Brazil leads world in ‘anywhere working,’ survey suggests

A global survey finds a considerable proportion of workers are taking up “anywhere working” – and no more so than in Brazil where 4 out 5 of workers surveyed said they worked in this way.

The global survey of 24,000 workers in 12 countries, was commissioned by Polycom, Inc – a company that provides collaboration solutions to empower workers and improve productivity.

anywhere working pixabay 1205084Nearly two-thirds of 24,000 workers surveyed around the world are taking up anywhere working.
Image: pixabay-1205084

The results suggest that all over the world, in some places more than others, the idea of flexible working – where typically workers can do some work from home and do the rest back at the workplace – is transforming into anywhere working, which means, literally, the ability to work from anywhere.

Compared to the last survey in 2012, when only 14 percent of workers surveyed across the globe were working remotely from traditional workplaces, the new survey finds nearly two-thirds are taking up anywhere working.

The survey highlights differences from country to country about the new form of flexible working. At one end of the spectrum lies Brazil, where 80 percent of those surveyed said they had adopted anywhere working, while at the other end lies Japan, with only 35 percent saying they worked in this way.
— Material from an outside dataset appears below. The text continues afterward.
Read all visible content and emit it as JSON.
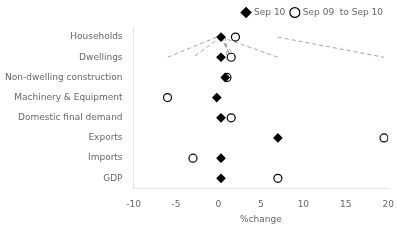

Different priorities in different age groups

The data also shows differences according to age group. Just over half (51 percent) of workers in the 45-60 age group said they had adopted anywhere working, in contrast to over two-thirds (70 percent) of workers aged 30 and under.

However, the report suggests these differences in age groups could be a reflection of their employer and industry rather than the preferences of the individuals.



For example, 36 percent of respondents in the 45-60 age group said their employer did not offer anywhere working, compared with only 15 percent of those aged 30 and under.

Also, older workers surveyed tended to be employed in manufacturing – where jobs lend themselves less easily to anywhere working – while the younger end of the respondent spectrum were more likely to be employed in high-tech industries.

When asked about advantages of taking up anywhere working, both older and younger groups agreed that the main benefit was it helped achieve the right work-life balance. However, this meant different things for different age groups.

Older workers seem more concerned about reducing travel time, while younger workers emphasize having more time to exercise and enjoy hobbies.

Trust is important

The survey also examined apprehensions about anywhere working. Most respondents (62 percent) said their main worry was that their colleagues might think they were not working as hard away from the office.

Also, the data shows that older workers are particularly concerned that anywhere working might mean working longer hours and the report notes that fear of being in an “always-on” culture can be a big deterrent for this group.



The report concludes that anywhere working can work and increase productivity, but employers need to learn to trust their workers and workers need to learn to trust themselves.

A key step in this process is to shift from a culture that measures and values performance by hours of work to one that values output and results.

Technology is the key

When asked how their employers could improve trust among workers and secure better attitudes to anywhere working, the respondents suggested that companies equip their employees with communications technology that allows colleagues to connect easily with each other and work as teams. 91 percent of respondents said technology is a key factor in this.

They also said companies should issue clear guidelines about anywhere working and apply policies equally to all workers at all levels, regardless of seniority.

The survey – conducted by Morar Consulting – collected data from workers in Australia, Brazil, Canada, China, France, Germany, India, Japan, Russia, Singapore, the United Kingdom, and the United States. 55 percent of respondents were at management level or above, 58 percent had care responsibilities, and 68 percent were parents.